Amazon’s announcement that it is now selling 114 ebooks for every 100 print editions in the UK represents a turning point for reading and for the book industry.
The announcement coincides with the second anniversary of the release of the Kindle ebook reader in the UK. So, it’s possible that there is a certain element of gloss being added to numbers. But the fact remains that this is a milestone, and one that didn’t take long to achieve compared to other markets. (According to Amazon, the same penetration of ebooks took four years to achieve in the US.)
It represents a real success for Amazon’s ereader, the Kindle. But the success was only possible because it’s the right technology at the right time. Switching to ebooks right now is actually good for your reading.
My experience is based on three months of reading ebooks on a Kindle Touch, and if my conversion from print to ebook format is in any way typical, then paper formats are on the slide towards being a footnote in the history of reading – on the shelf next to papyrus and one shelf up from stone tablets.
Until recently, I was a borderline Luddite when it came to ebooks and ereaders. I like books, the feel of them, and the smell and the look. I like the way you can just peel a book open and start reading, or flick backwards and forwards through it. I won’t start on the topic of browsing in bookshops – there’s nothing like a trip to Blackwell’s in Oxford, or any of the major branches of Waterstones.
But the strengths of the printed book format are also it’s weaknesses. The delivery of a work of fiction from the mind of an author through staggeringly complex and inefficient publishing and distribution methods all the way to the reader is a process that crying out for change. Ebooks, tied to delivery mechanisms like the Kindle store, are an irreversible step, and the rate of change can only accelerate.
So, what is it that makes ebooks good for your reading? Here’s a selection of reasons:
1. Ebooks are available in almost endless variety
There are limits to the number of titles a bookshop can hold. That’s just not the case with ebook formats. The choice of what is available is now up to the reader; the gatekeeping roles played by publishers and booksellers are greatly diminished. There are pluses and minuses to this – limiting choice can be a very useful service. But on the whole, its a good thing that this is passing to the reader.

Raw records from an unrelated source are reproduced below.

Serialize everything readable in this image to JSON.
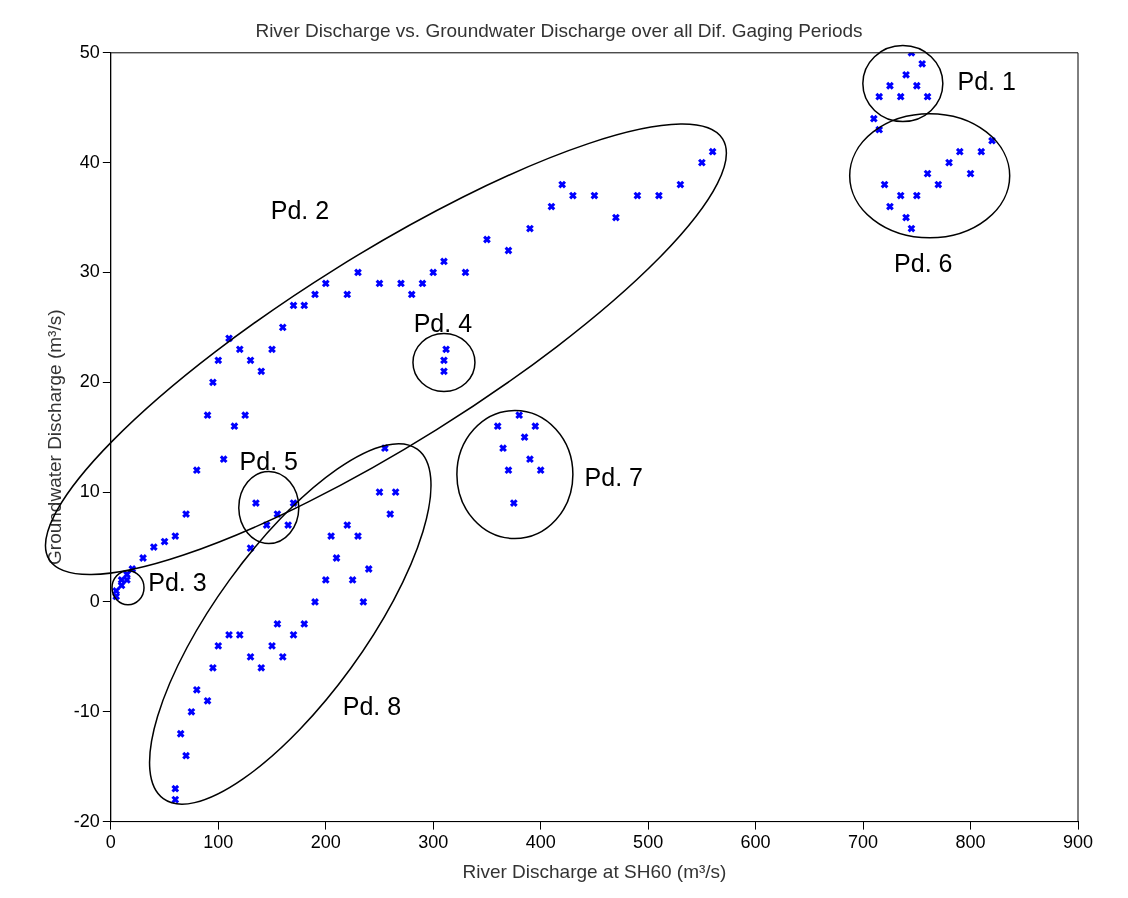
{
  "chart_data": {
    "type": "scatter",
    "title": "River Discharge vs. Groundwater Discharge over all Dif. Gaging Periods",
    "xlabel": "River Discharge at SH60 (m³/s)",
    "ylabel": "Groundwater Discharge (m³/s)",
    "xlim": [
      0,
      900
    ],
    "xticks": [
      0,
      100,
      200,
      300,
      400,
      500,
      600,
      700,
      800,
      900
    ],
    "ylim": [
      -20,
      50
    ],
    "yticks": [
      -20,
      -10,
      0,
      10,
      20,
      30,
      40,
      50
    ],
    "grid": false,
    "legend": false,
    "marker": "cross",
    "series": [
      {
        "color": "#0000ff",
        "x": [
          5,
          10,
          15,
          20,
          30,
          40,
          50,
          60,
          70,
          80,
          90,
          95,
          100,
          105,
          110,
          115,
          120,
          125,
          130,
          140,
          150,
          160,
          170,
          180,
          190,
          200,
          220,
          230,
          250,
          270,
          280,
          290,
          300,
          310,
          330,
          350,
          370,
          390,
          410,
          420,
          430,
          450,
          470,
          490,
          510,
          530,
          550,
          560,
          5,
          10,
          15,
          310,
          312,
          310,
          130,
          135,
          145,
          155,
          165,
          170,
          360,
          365,
          370,
          375,
          380,
          385,
          390,
          395,
          400,
          60,
          60,
          65,
          70,
          75,
          80,
          90,
          95,
          100,
          110,
          120,
          130,
          140,
          150,
          155,
          160,
          170,
          180,
          190,
          200,
          205,
          210,
          220,
          225,
          230,
          235,
          240,
          250,
          255,
          260,
          265,
          710,
          715,
          725,
          735,
          740,
          745,
          750,
          755,
          760,
          715,
          720,
          725,
          735,
          740,
          745,
          750,
          760,
          770,
          780,
          790,
          800,
          810,
          820
        ],
        "values": [
          1,
          2,
          2.5,
          3,
          4,
          5,
          5.5,
          6,
          8,
          12,
          17,
          20,
          22,
          13,
          24,
          16,
          23,
          17,
          22,
          21,
          23,
          25,
          27,
          27,
          28,
          29,
          28,
          30,
          29,
          29,
          28,
          29,
          30,
          31,
          30,
          33,
          32,
          34,
          36,
          38,
          37,
          37,
          35,
          37,
          37,
          38,
          40,
          41,
          0.5,
          1.5,
          2,
          21,
          23,
          22,
          4.9,
          9,
          7,
          8,
          7,
          9,
          16,
          14,
          12,
          9,
          17,
          15,
          13,
          16,
          12,
          -18,
          -17,
          -12,
          -14,
          -10,
          -8,
          -9,
          -6,
          -4,
          -3,
          -3,
          -5,
          -6,
          -4,
          -2,
          -5,
          -3,
          -2,
          0,
          2,
          6,
          4,
          7,
          2,
          6,
          0,
          3,
          10,
          14,
          8,
          10,
          44,
          46,
          47,
          46,
          48,
          50,
          47,
          49,
          46,
          43,
          38,
          36,
          37,
          35,
          34,
          37,
          39,
          38,
          40,
          41,
          39,
          41,
          42
        ]
      }
    ],
    "annotations": [
      "Pd. 1",
      "Pd. 2",
      "Pd. 3",
      "Pd. 4",
      "Pd. 5",
      "Pd. 6",
      "Pd. 7",
      "Pd. 8"
    ]
  }
}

2. Downloading means you can have it now.
Ebooks download in seconds. By comparison, if you don’t live near a bookshop, you have to wait days for the physical equivalent. This is going to change the way that we read. When you decide on what you want, it’s there ready to start by the time you’ve boiled the kettle. Free samples are instantly available too, which is so much better than standing in the bookshop trying too decide what to buy.
3. Ebooks come in a plain vanilla wrapper
At first, the lack of distinguishing covers seemed like a major problem. But the more ereading I’ve done, the less this has come to worry me. It’s the words that matter, and e-ink readers like the Kindle Touch deliver them up in a consistent format.
4. Ebooks are available to read anywhere, anytime.
So long as you have a source of light, an e-ink reader performs as well, or better than paper format. Screens are easy to read from, and have the ability to increase font size. E-ink readers like the Kindle Touch are light and portable. It’s easy to hold an ereader with one hand, which is not always true of larger print format books.
You no longer have to rigourously limit your reading matter when you’re on the move. No more choosing which two books to take on holiday. How many ebooks would you have to pack before you reached the 20kg luggage limit?
5. More space around the house.
There are hundreds of books in my house. They’re everywhere, and they seem to be breeding. For some time, lack of shelf space has been a growing problem. We will still buy physical books there is a title we really want to keep. But thanks to ebooks, storage requirements are going to peak and slowly decline.
6. Ereaders change your reading habits.
Based on the experience of the last three months, I am going to read more, and read more widely that I did with physical books. There are two additional factors at play:
I’ve read several classics in the last few months that I would not have read in paper format – who knew that Jane Austen was so good?
I’ve found some good free books or low priced books by new authors who are self-publishing their work.